4.7. ANOVA versus Regression#
There are several similarities between ANOVA and regression analysis:
They both partition the variance using sum of squares i.e., they both depend on variance in their estimates, although in different ways:
In ANOVA the SS ratio is \(F = \frac{BMS}{EMS} \)
In regression the SS ratio is \(R^2 = \frac{TSS -SSE}{TSS} \)
They can both include more than one \(x\)-variable, and test for interactions.
And, they could both be used to answer the same research question about differences between groups, but with differences in their approach…
The differences between ANOVA and regression analysis are:
ANOVA and Regression differ in their aims. ANOVA is a way of determining whether groups are different to each other, with a YES or NO answer. E.g., “Is personality trait the same or different among different age groups?” “Were the outcomes the same across treatment groups and control?” Regression, on the other hand, is a statistical model that approximates the relationship between x and y, telling us about the strength of the relationship.

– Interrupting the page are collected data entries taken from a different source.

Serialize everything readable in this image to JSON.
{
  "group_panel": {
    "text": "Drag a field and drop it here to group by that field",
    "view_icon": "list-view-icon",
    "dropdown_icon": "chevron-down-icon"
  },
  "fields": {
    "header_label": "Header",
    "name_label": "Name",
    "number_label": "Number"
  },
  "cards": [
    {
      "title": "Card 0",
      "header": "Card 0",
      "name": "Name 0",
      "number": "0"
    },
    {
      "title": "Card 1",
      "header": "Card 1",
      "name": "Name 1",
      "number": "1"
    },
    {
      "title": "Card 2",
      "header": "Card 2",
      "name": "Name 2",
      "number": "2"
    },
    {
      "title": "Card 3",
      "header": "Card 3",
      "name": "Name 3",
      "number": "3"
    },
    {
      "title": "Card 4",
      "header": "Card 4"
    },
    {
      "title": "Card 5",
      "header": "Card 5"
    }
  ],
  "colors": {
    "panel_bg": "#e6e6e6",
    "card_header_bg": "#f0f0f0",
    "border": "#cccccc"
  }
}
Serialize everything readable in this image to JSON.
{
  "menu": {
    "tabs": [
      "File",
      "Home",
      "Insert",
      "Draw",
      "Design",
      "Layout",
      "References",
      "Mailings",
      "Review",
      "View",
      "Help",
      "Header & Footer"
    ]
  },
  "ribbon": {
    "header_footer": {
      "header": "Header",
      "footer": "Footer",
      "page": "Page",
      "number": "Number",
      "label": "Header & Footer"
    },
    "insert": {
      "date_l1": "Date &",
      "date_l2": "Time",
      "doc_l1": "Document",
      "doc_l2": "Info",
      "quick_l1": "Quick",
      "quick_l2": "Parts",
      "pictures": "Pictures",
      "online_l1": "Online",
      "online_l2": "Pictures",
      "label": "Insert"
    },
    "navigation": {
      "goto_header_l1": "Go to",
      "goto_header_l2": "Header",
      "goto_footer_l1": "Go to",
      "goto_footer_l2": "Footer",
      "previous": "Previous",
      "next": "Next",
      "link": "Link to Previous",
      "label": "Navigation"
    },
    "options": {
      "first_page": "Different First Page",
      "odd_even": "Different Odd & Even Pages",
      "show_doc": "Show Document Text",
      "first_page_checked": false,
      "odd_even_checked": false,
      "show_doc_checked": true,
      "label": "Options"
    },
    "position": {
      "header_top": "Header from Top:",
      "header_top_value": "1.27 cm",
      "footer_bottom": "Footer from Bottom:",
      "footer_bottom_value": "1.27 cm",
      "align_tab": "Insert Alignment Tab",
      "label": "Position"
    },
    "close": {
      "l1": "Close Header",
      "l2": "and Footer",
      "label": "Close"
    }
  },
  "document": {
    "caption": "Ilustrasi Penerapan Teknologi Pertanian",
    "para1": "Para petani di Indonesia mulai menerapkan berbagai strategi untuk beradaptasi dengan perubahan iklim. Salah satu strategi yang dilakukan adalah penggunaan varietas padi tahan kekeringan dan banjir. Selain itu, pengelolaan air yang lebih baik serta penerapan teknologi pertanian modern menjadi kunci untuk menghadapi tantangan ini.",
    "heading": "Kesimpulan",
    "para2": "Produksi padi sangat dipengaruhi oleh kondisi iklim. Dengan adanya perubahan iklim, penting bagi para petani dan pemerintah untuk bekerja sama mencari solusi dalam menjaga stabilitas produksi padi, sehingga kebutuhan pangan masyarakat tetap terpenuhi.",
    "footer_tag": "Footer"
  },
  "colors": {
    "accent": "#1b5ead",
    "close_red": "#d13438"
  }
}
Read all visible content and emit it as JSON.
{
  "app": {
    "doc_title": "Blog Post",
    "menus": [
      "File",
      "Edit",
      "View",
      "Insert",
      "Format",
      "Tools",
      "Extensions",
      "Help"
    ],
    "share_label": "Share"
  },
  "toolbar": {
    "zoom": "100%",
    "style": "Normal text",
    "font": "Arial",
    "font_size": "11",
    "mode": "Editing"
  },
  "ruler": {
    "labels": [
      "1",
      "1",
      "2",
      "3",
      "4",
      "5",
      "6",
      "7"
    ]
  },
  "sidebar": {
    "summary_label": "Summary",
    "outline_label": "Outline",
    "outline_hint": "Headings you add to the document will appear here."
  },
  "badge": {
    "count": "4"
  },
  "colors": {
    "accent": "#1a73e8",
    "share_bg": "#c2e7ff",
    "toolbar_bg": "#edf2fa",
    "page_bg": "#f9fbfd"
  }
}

Traditionally, ANOVA was often used to analyse designed experiments while regression was used for inferential statistics.
ANOVA is used for categorical \(x\) variables and continuous \(y\) variables, while linear regression is applied to continuous \(y\) variables and \(x\) variables of all types (binary, categorical, continuous). NB. Remember that regression would use ‘dummy’ variables to analyse categorical \(x\) variables (taking values 0 and 1).